Grant colse i fattori interessanti degli Zep e li armonizzò al massimo, donandoci così album equilibratissimi come “II”.

Whole Lotta Love è il riff per eccellenza, mi spiace per i sostenitori dei Purple, ma c’è poco da fare. Assieme a band come gli stessi Deep Purple e i Black Sabbath (mentre il sound preso singolarmente per queste band porterà alla nascita di generi diversi fra loro) ovvero band adorate dal pubblico, in particolare americano, avevano una cosa fondamentale in comune: la mancanza di contenuti.

Il rock non è una cosa seria, lo diceva anche Bangs quindi c’è da crederci, ma da qui ad arrivare ai testi di queste tre band ce ne passa di acqua sotto i ponti. Gli MC5 scandalizzavano, Zappa faceva riflettere (e come lui i Fugs, e più di loro i Godz), i Troggs erano eccitanti, gli Stooges erano punk prima di essere punk, ed erano molto più punk di tutto il punk venuto dopo. Chi cazzo erano dunque quei tre là sopra? E sopratutto: ma di che cazzo vaneggiavano? Di figa e Tolkien assieme, di concerti andati a fuoco, di cimiteri atomici, ma che caaaaaaaaaaaaavolo è?

L’unico problema di album per me favolosi come “II”, come “In Rock”, come “Paranoid” è che sì suonano bene, ma di rock, dello spirito del rock, hanno solo gli strumenti! A quattordici anni mi andava pure bene, e vi dirò che io ascolto ancora con estremo piacere tutti gli album degli Zep, e addirittura il mio pezzo preferito è In The Evening dell’ultimo album (caso rarissimo per me che dopo il quarto album una band continui a piacermi), ma oggi è impossibile non rivalutare la portata musicale di queste band storiche dimenticandosi con totale disonestà intellettuale cosa vuol dire fare ed essere rock.
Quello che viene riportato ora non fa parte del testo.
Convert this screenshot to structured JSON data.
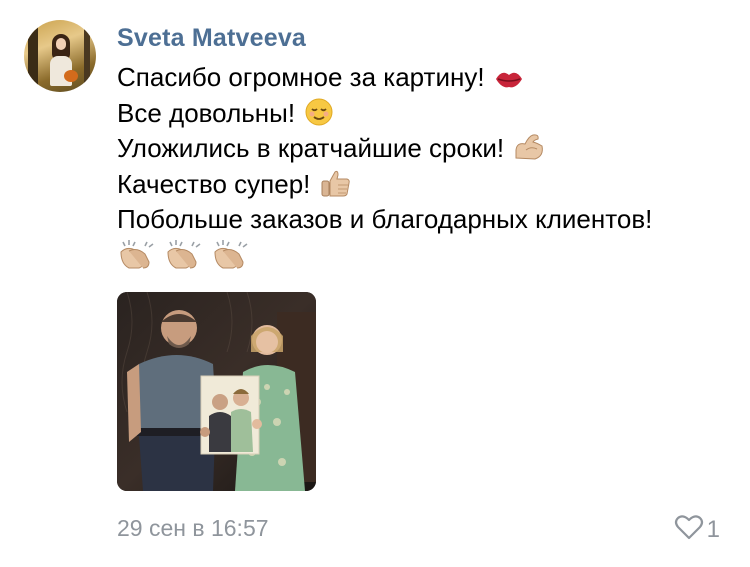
{
  "comment": {
    "author": "Sveta Matveeva",
    "lines": [
      {
        "text": "Спасибо огромное за картину!",
        "emoji": "lips-icon"
      },
      {
        "text": "Все довольны!",
        "emoji": "relieved-face-icon"
      },
      {
        "text": "Уложились в кратчайшие сроки!",
        "emoji": "flexed-biceps-icon"
      },
      {
        "text": "Качество супер!",
        "emoji": "thumbs-up-icon"
      },
      {
        "text": "Побольше заказов и благодарных клиентов!",
        "emoji": ""
      }
    ],
    "claps": [
      "clapping-hands-icon",
      "clapping-hands-icon",
      "clapping-hands-icon"
    ],
    "timestamp": "29 сен в 16:57",
    "like_count": "1"
  },
  "colors": {
    "author": "#4d6f94",
    "meta": "#8f959c",
    "like_icon": "#8f959c"
  }
}
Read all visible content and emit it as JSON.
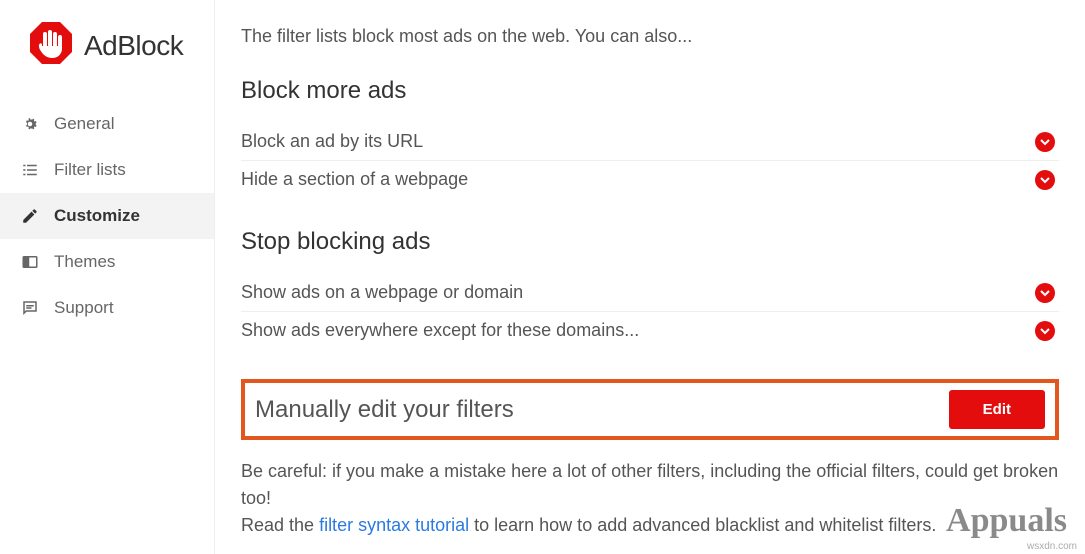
{
  "brand": {
    "name": "AdBlock"
  },
  "sidebar": {
    "items": [
      {
        "label": "General"
      },
      {
        "label": "Filter lists"
      },
      {
        "label": "Customize"
      },
      {
        "label": "Themes"
      },
      {
        "label": "Support"
      }
    ]
  },
  "intro": "The filter lists block most ads on the web. You can also...",
  "block_more": {
    "title": "Block more ads",
    "rows": [
      "Block an ad by its URL",
      "Hide a section of a webpage"
    ]
  },
  "stop_blocking": {
    "title": "Stop blocking ads",
    "rows": [
      "Show ads on a webpage or domain",
      "Show ads everywhere except for these domains..."
    ]
  },
  "manual": {
    "title": "Manually edit your filters",
    "button": "Edit"
  },
  "footer": {
    "line1": "Be careful: if you make a mistake here a lot of other filters, including the official filters, could get broken too!",
    "line2_prefix": "Read the ",
    "line2_link": "filter syntax tutorial",
    "line2_suffix": " to learn how to add advanced blacklist and whitelist filters."
  },
  "watermark": "Appuals",
  "watermark_small": "wsxdn.com"
}
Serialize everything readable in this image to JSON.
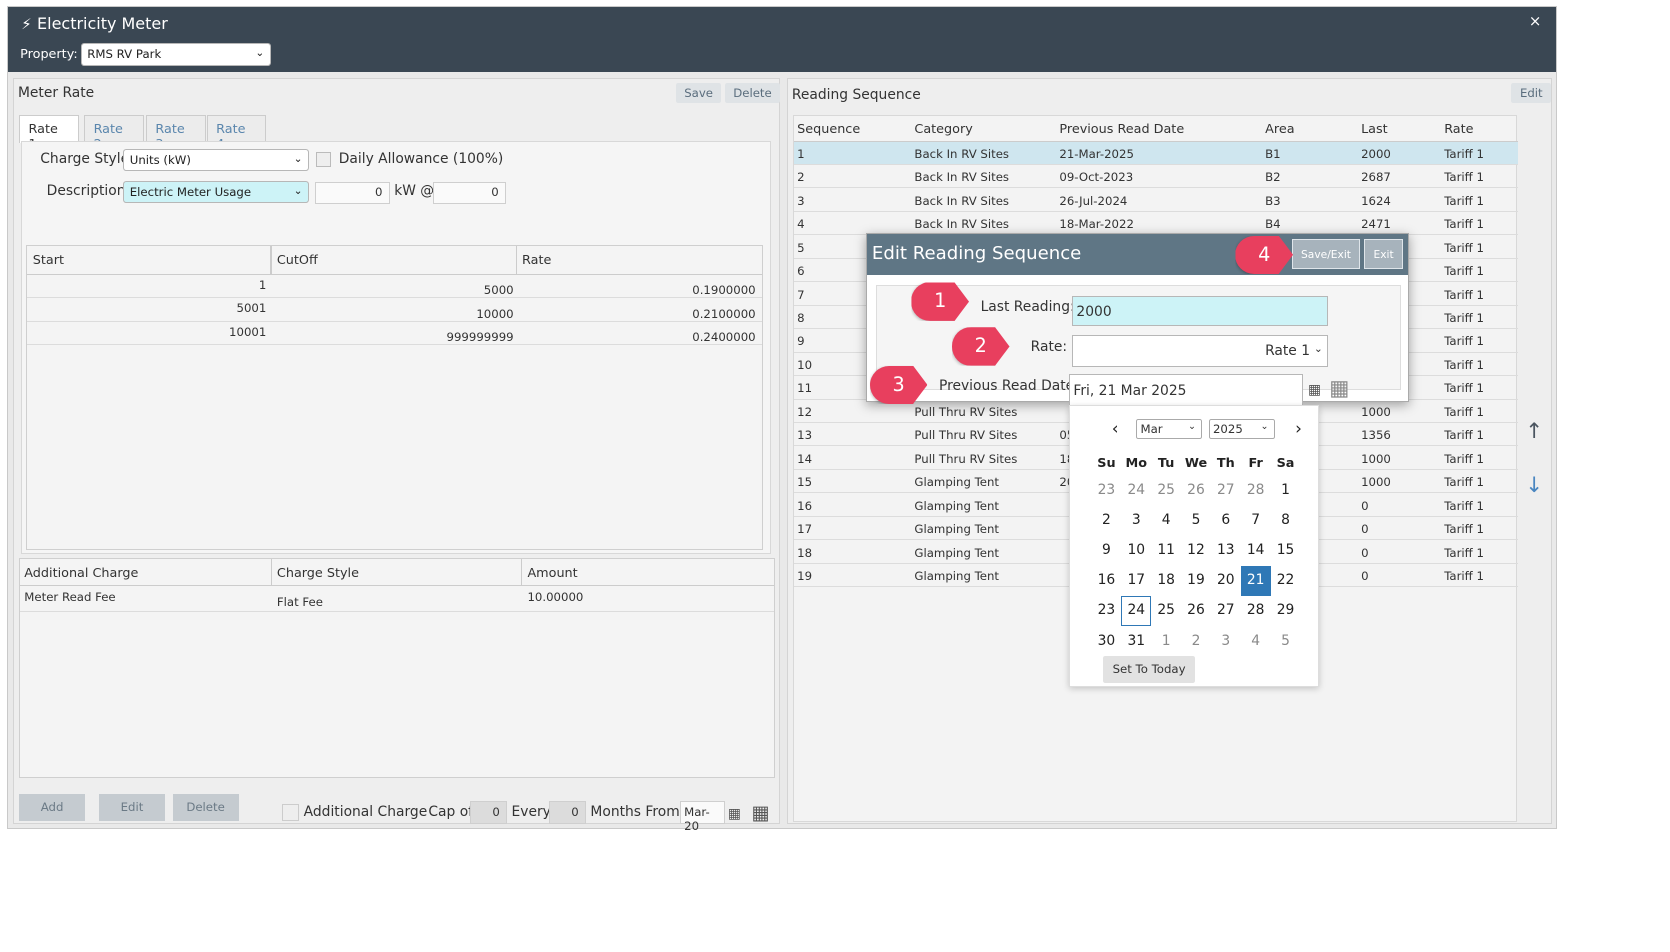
{
  "window": {
    "title": "Electricity Meter",
    "close": "×",
    "property_label": "Property:",
    "property_value": "RMS RV Park"
  },
  "meter_rate": {
    "title": "Meter Rate",
    "save": "Save",
    "delete": "Delete",
    "tabs": [
      "Rate 1",
      "Rate 2",
      "Rate 3",
      "Rate 4"
    ],
    "charge_style_label": "Charge Style",
    "charge_style_value": "Units (kW)",
    "daily_allowance": "Daily Allowance (100%)",
    "description_label": "Description",
    "description_value": "Electric Meter Usage",
    "kw_value": "0",
    "kw_label": "kW @",
    "at_value": "0",
    "grid_headers": [
      "Start",
      "CutOff",
      "Rate"
    ],
    "grid_rows": [
      [
        "1",
        "5000",
        "0.1900000"
      ],
      [
        "5001",
        "10000",
        "0.2100000"
      ],
      [
        "10001",
        "999999999",
        "0.2400000"
      ]
    ],
    "add_headers": [
      "Additional Charge",
      "Charge Style",
      "Amount"
    ],
    "add_rows": [
      [
        "Meter Read Fee",
        "Flat Fee",
        "10.00000"
      ]
    ],
    "footer": {
      "add": "Add",
      "edit": "Edit",
      "delete": "Delete",
      "additional_charge": "Additional Charge",
      "cap_of": "Cap of",
      "cap_value": "0",
      "every": "Every",
      "every_value": "0",
      "months_from": "Months From",
      "months_value": "Mar-20"
    }
  },
  "reading_sequence": {
    "title": "Reading Sequence",
    "edit": "Edit",
    "headers": [
      "Sequence",
      "Category",
      "Previous Read Date",
      "Area",
      "Last",
      "Rate"
    ],
    "rows": [
      [
        "1",
        "Back In RV Sites",
        "21-Mar-2025",
        "B1",
        "2000",
        "Tariff 1"
      ],
      [
        "2",
        "Back In RV Sites",
        "09-Oct-2023",
        "B2",
        "2687",
        "Tariff 1"
      ],
      [
        "3",
        "Back In RV Sites",
        "26-Jul-2024",
        "B3",
        "1624",
        "Tariff 1"
      ],
      [
        "4",
        "Back In RV Sites",
        "18-Mar-2022",
        "B4",
        "2471",
        "Tariff 1"
      ],
      [
        "5",
        "",
        "",
        "",
        "",
        "Tariff 1"
      ],
      [
        "6",
        "",
        "",
        "",
        "",
        "Tariff 1"
      ],
      [
        "7",
        "",
        "",
        "",
        "",
        "Tariff 1"
      ],
      [
        "8",
        "",
        "",
        "",
        "",
        "Tariff 1"
      ],
      [
        "9",
        "",
        "",
        "",
        "",
        "Tariff 1"
      ],
      [
        "10",
        "",
        "",
        "",
        "",
        "Tariff 1"
      ],
      [
        "11",
        "",
        "",
        "",
        "",
        "Tariff 1"
      ],
      [
        "12",
        "Pull Thru RV Sites",
        "",
        "",
        "1000",
        "Tariff 1"
      ],
      [
        "13",
        "Pull Thru RV Sites",
        "05",
        "",
        "1356",
        "Tariff 1"
      ],
      [
        "14",
        "Pull Thru RV Sites",
        "18",
        "",
        "1000",
        "Tariff 1"
      ],
      [
        "15",
        "Glamping Tent",
        "20",
        "",
        "1000",
        "Tariff 1"
      ],
      [
        "16",
        "Glamping Tent",
        "",
        "",
        "0",
        "Tariff 1"
      ],
      [
        "17",
        "Glamping Tent",
        "",
        "",
        "0",
        "Tariff 1"
      ],
      [
        "18",
        "Glamping Tent",
        "",
        "",
        "0",
        "Tariff 1"
      ],
      [
        "19",
        "Glamping Tent",
        "",
        "",
        "0",
        "Tariff 1"
      ]
    ],
    "up_arrow": "↑",
    "down_arrow": "↓"
  },
  "dialog": {
    "title": "Edit Reading Sequence",
    "save_exit": "Save/Exit",
    "exit": "Exit",
    "last_reading_label": "Last Reading:",
    "last_reading_value": "2000",
    "rate_label": "Rate:",
    "rate_value": "Rate 1",
    "prev_date_label": "Previous Read Date:",
    "prev_date_value": "Fri, 21 Mar 2025",
    "markers": [
      "1",
      "2",
      "3",
      "4"
    ]
  },
  "calendar": {
    "month": "Mar",
    "year": "2025",
    "prev": "‹",
    "next": "›",
    "dow": [
      "Su",
      "Mo",
      "Tu",
      "We",
      "Th",
      "Fr",
      "Sa"
    ],
    "weeks": [
      [
        "23",
        "24",
        "25",
        "26",
        "27",
        "28",
        "1"
      ],
      [
        "2",
        "3",
        "4",
        "5",
        "6",
        "7",
        "8"
      ],
      [
        "9",
        "10",
        "11",
        "12",
        "13",
        "14",
        "15"
      ],
      [
        "16",
        "17",
        "18",
        "19",
        "20",
        "21",
        "22"
      ],
      [
        "23",
        "24",
        "25",
        "26",
        "27",
        "28",
        "29"
      ],
      [
        "30",
        "31",
        "1",
        "2",
        "3",
        "4",
        "5"
      ]
    ],
    "selected": "21",
    "today": "24",
    "set_today": "Set To Today"
  },
  "colors": {
    "header": "#3a4753",
    "dialog_head": "#5f7685",
    "marker": "#e83f5e",
    "accent": "#2f78b6",
    "input_highlight": "#cdf3f7"
  }
}
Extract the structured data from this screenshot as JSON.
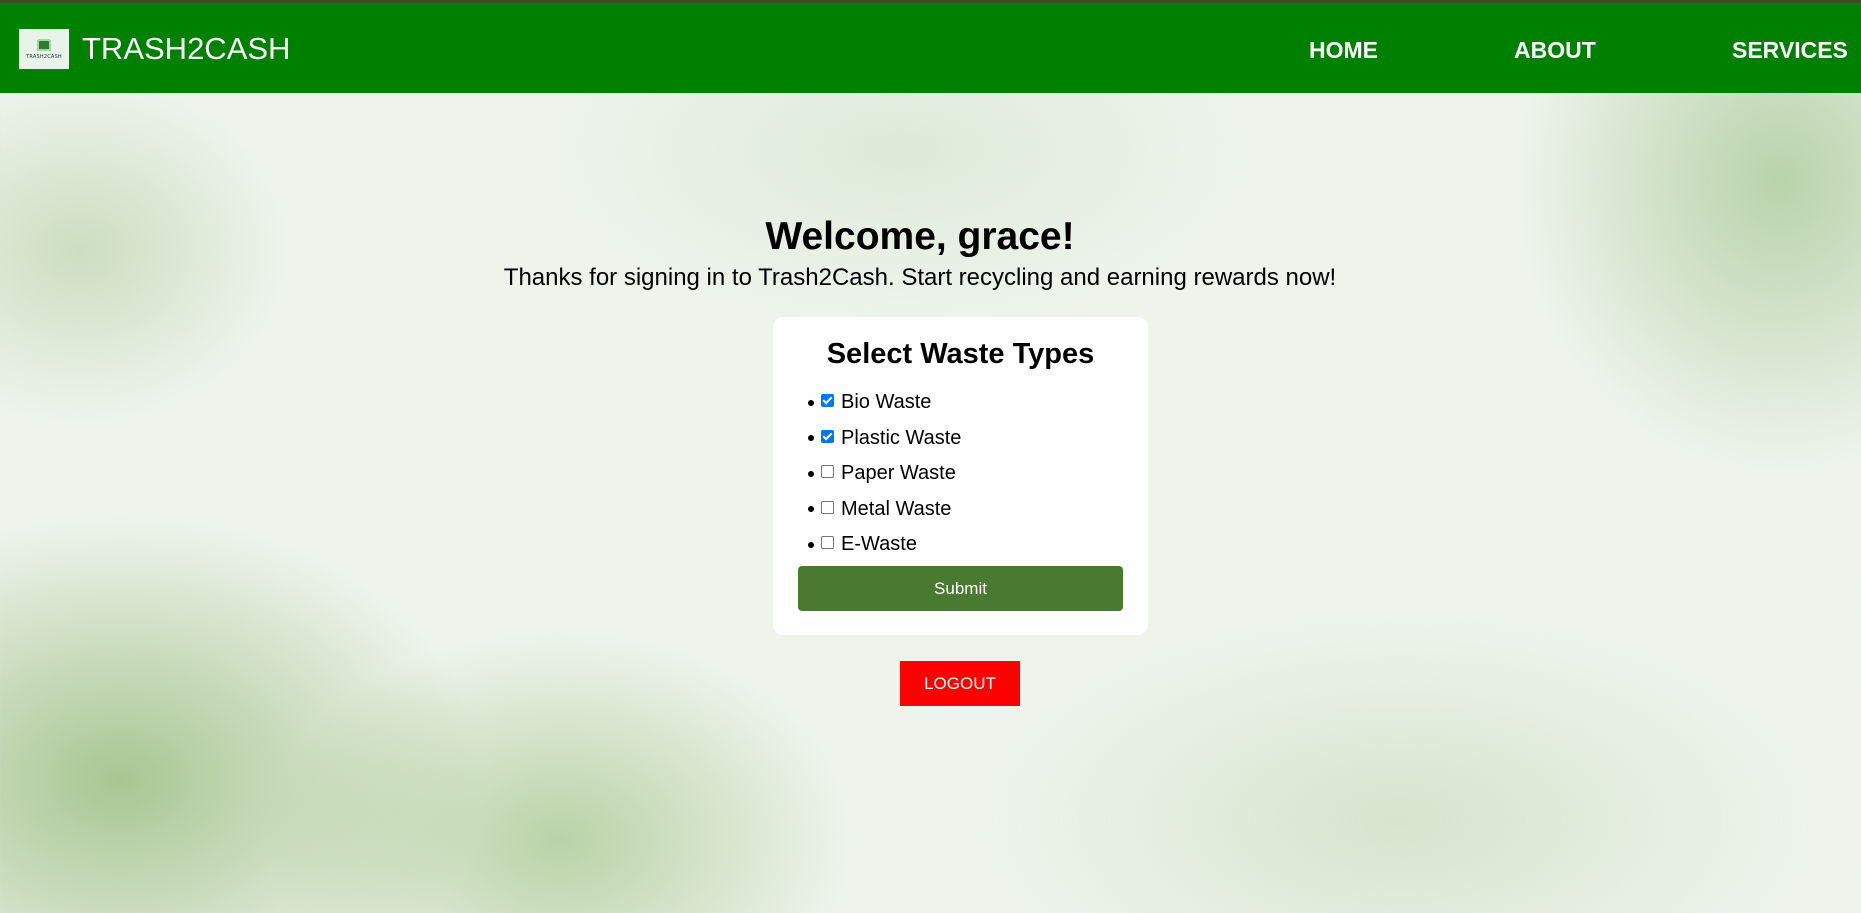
{
  "header": {
    "brand": "TRASH2CASH",
    "logo_text": "TRASH2CASH",
    "nav": [
      {
        "label": "HOME"
      },
      {
        "label": "ABOUT"
      },
      {
        "label": "SERVICES"
      }
    ]
  },
  "main": {
    "welcome": "Welcome, grace!",
    "subtitle": "Thanks for signing in to Trash2Cash. Start recycling and earning rewards now!",
    "form": {
      "title": "Select Waste Types",
      "options": [
        {
          "label": "Bio Waste",
          "checked": true
        },
        {
          "label": "Plastic Waste",
          "checked": true
        },
        {
          "label": "Paper Waste",
          "checked": false
        },
        {
          "label": "Metal Waste",
          "checked": false
        },
        {
          "label": "E-Waste",
          "checked": false
        }
      ],
      "submit_label": "Submit"
    },
    "logout_label": "LOGOUT"
  },
  "colors": {
    "navbar": "#008000",
    "submit": "#4a7a2f",
    "logout": "#ff0000",
    "checkbox_checked": "#0075ff"
  }
}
Però smettiamola di rompere il cazzo agli Zep per i plagi o per le palesi copiature non scritte a chiare lettere nel libretto, “II” è un album che fa accapponare la pelle, se si escludono i riferimenti all’epica fantasy (che porteranno ad una deriva nei testi di certo rock e di molto metal che tutt’ora ritengo oscena e indecente) quell’album spacca come poco nella storia. L’attacco allucinante di Page su Bring In On Home (la prima parte è del grandissimo e indimenticabile Sonny Boy Williamson) o il leggendario assolo di Bonham nella sua Moby Dick sono pezzi di rock tutt’altro che mediocri o frutto di una band buona solo a plagiare.

Diogesùcristo, ma poi si parla solo di ‘sti plagi famossissississimi quando in giro c’è della roba sconcertante: avete presente il celebre attacco di Mississippi Queen dei Mountain? Dopo pochi mesi l’uscita di quel gran disco che è “Climbing!” ci fu questo allucinante plagio dei neozelandesi Human Instinct presente in “Stoned Guitar”, Midnight Sun. Mica male, eh? Citazione dite? Quella sì che è una cazzo di vergogna, però toccare lo stoned è tipo reato ora come ora, mentre spalare merda a caso su band come gli Zep fa tanto fighi (e la questione è la stessa).

Ah, mi sono dimenticato di recensire il disco. Vabbè, tanto lo sappiamo tutti a memoria.

  • Pro: difficile dire di ascoltare rock e non avere questo album in casa, o perlomeno è poco credibile.
  • Contro: profondo come una pozzanghera, lyrics degne di The Wanderer.
  • Pezzo consigliato: ma ascoltatelo tutto e basta, cazzo.
  • Voto: 7/10

[è tipo la trentesima volta che cito The Wanderer di Glitter come esempio negativo, vi rendete conto di quanto stia ancora male per quel disco???]